Expert: 'MOAB' Drop Location Should Not Affect Civilians

Retired U.S. Air Force Col. Dave Lewis teaches courses in strategy, intelligence, terrorism, counterinsurgency, national security, public sector strategy and Homeland Security.

The United States dropped its largest non-nuclear bomb in Afghanistan today (April 13), a GBU-43/B Massive Ordnance Air Blast bomb (MOAB), nicknamed the "mother of all bombs."
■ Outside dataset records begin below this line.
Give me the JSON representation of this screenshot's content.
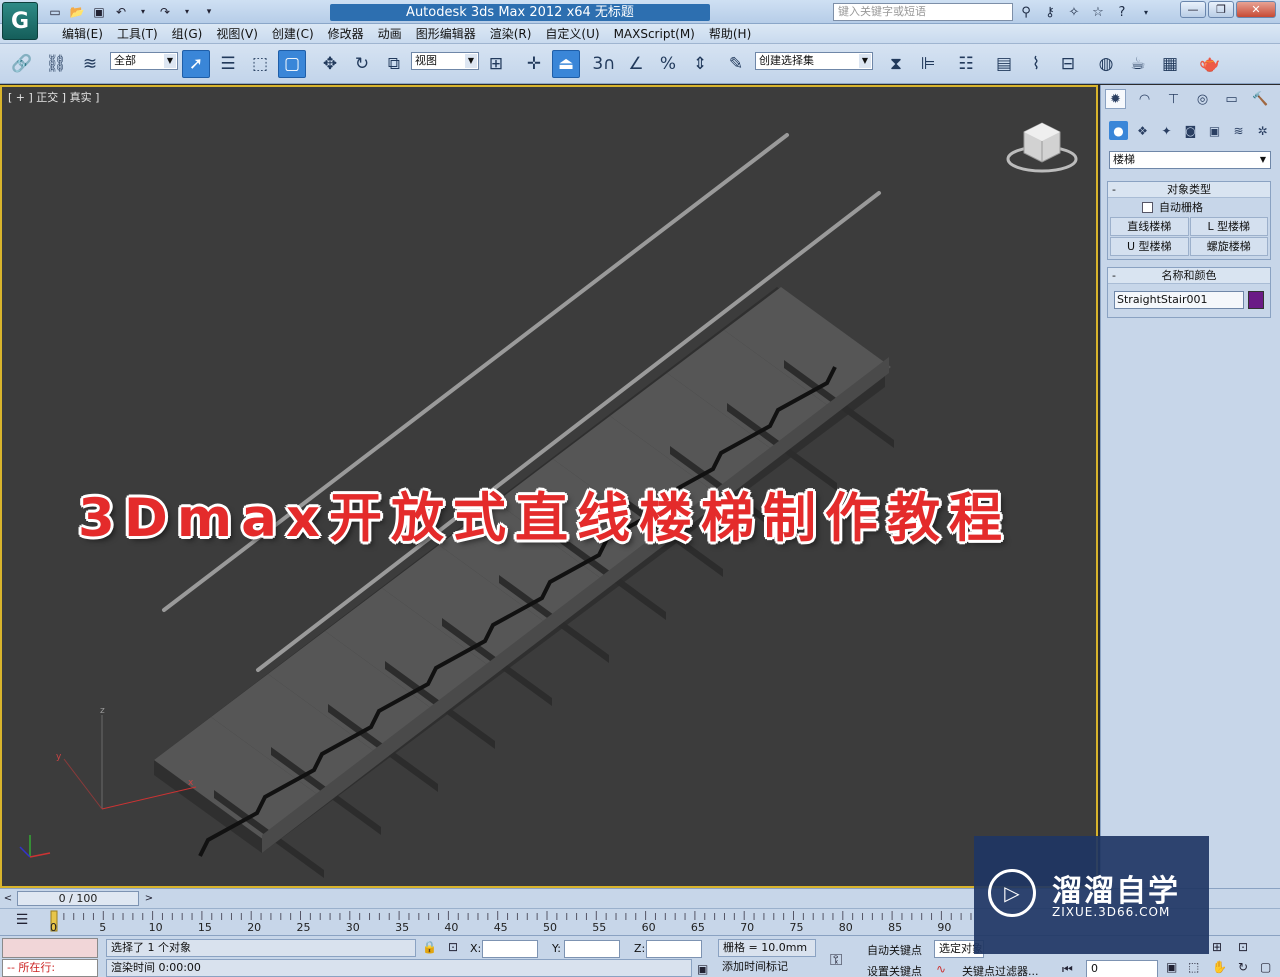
{
  "titlebar": {
    "app_logo": "G",
    "title": "Autodesk 3ds Max  2012 x64      无标题",
    "search_placeholder": "键入关键字或短语"
  },
  "menus": [
    "编辑(E)",
    "工具(T)",
    "组(G)",
    "视图(V)",
    "创建(C)",
    "修改器",
    "动画",
    "图形编辑器",
    "渲染(R)",
    "自定义(U)",
    "MAXScript(M)",
    "帮助(H)"
  ],
  "toolbar": {
    "selection_filter": "全部",
    "ref_coord": "视图",
    "named_selection": "创建选择集"
  },
  "viewport": {
    "label": "[ + ] 正交 ] 真实 ]",
    "overlay_title": "3Dmax开放式直线楼梯制作教程",
    "axis_x": "x",
    "axis_y": "y",
    "axis_z": "z"
  },
  "command_panel": {
    "category": "楼梯",
    "object_type_title": "对象类型",
    "autogrid_label": "自动栅格",
    "object_buttons": [
      "直线楼梯",
      "L 型楼梯",
      "U 型楼梯",
      "螺旋楼梯"
    ],
    "name_color_title": "名称和颜色",
    "object_name": "StraightStair001",
    "object_color": "#6a1a86"
  },
  "timeline": {
    "frame_display": "0 / 100",
    "ticks": [
      "0",
      "5",
      "10",
      "15",
      "20",
      "25",
      "30",
      "35",
      "40",
      "45",
      "50",
      "55",
      "60",
      "65",
      "70",
      "75",
      "80",
      "85",
      "90"
    ]
  },
  "status": {
    "listener_text": "-- 所在行:",
    "selection_status": "选择了 1 个对象",
    "prompt": "渲染时间  0:00:00",
    "x_label": "X:",
    "y_label": "Y:",
    "z_label": "Z:",
    "grid": "栅格 = 10.0mm",
    "add_time_tag": "添加时间标记",
    "auto_key": "自动关键点",
    "set_key": "设置关键点",
    "key_mode": "选定对象",
    "key_filters": "关键点过滤器...",
    "current_frame": "0"
  },
  "watermark": {
    "brand": "溜溜自学",
    "url": "ZIXUE.3D66.COM"
  },
  "colors": {
    "viewport_border": "#d8b42c",
    "overlay_text": "#e42b2b",
    "ui_bg": "#c7d6e9"
  }
}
U.S. officials say it was the first time this particular weapon has been used in battle. The target was a cave and tunnel complex where ISIS personnel were operating. No word of damage done by the bomb has been released.

Col. Dave Lewis

Col. Dave Lewis (ret.)

Retired U.S. Air Force Col. Dave Lewis is the director of the Strategic Studies graduate program at Texas Tech University. He teaches courses in strategy, intelligence, terrorism, counterinsurgency, national security, public sector strategy and Homeland Security. He was a career military officer with extensive operational and staff experience, and he served as a professor of strategy at the United States Naval War College after earning his master's degree with distinction in national security and strategic studies there. He can speak about military strategy and terrorism.

Expert

Col. Dave Lewis, director of strategic studies graduate program, (806) 787-9730 or dave.lewis@ttu.edu

Talking points

  • This is not the first MOAB bomb in our inventory that has been detonated. The BLU-82/B "Daisycutter" was dropped 11 times in Operation Desert Storm, but it is different than the GBU-43/B that was dropped today. The GBU is precision-guided and designed only to produce blast effects. The BLU is older technology, unguided and designed to use fragments to cut down trees to make helicopter landing zones. The BLU-82/B was originally used as a jungle penetrator for landing zones in Vietnam.
  • Today's MOAB was designed to use blast "overpressure" waves against soft targets, making it useful against personnel, including the psychological effects from the massive explosion. It is dropped from a transport aircraft, in this case a Special Operations MC-130, and uses GPS for guidance to its target.

Quotes

  • "The use of the GBU-43/B is intended to send a strong message to adversaries and potential adversaries that the United States is willing to commit significant technology and resources to counter an enemy's unconventional tactics."
  • "The reported location for this air-dropped weapon would be specifically chosen to target insurgents, as non-combatant civilian populations would have no reason to operate in the cave structure of Afghanistan."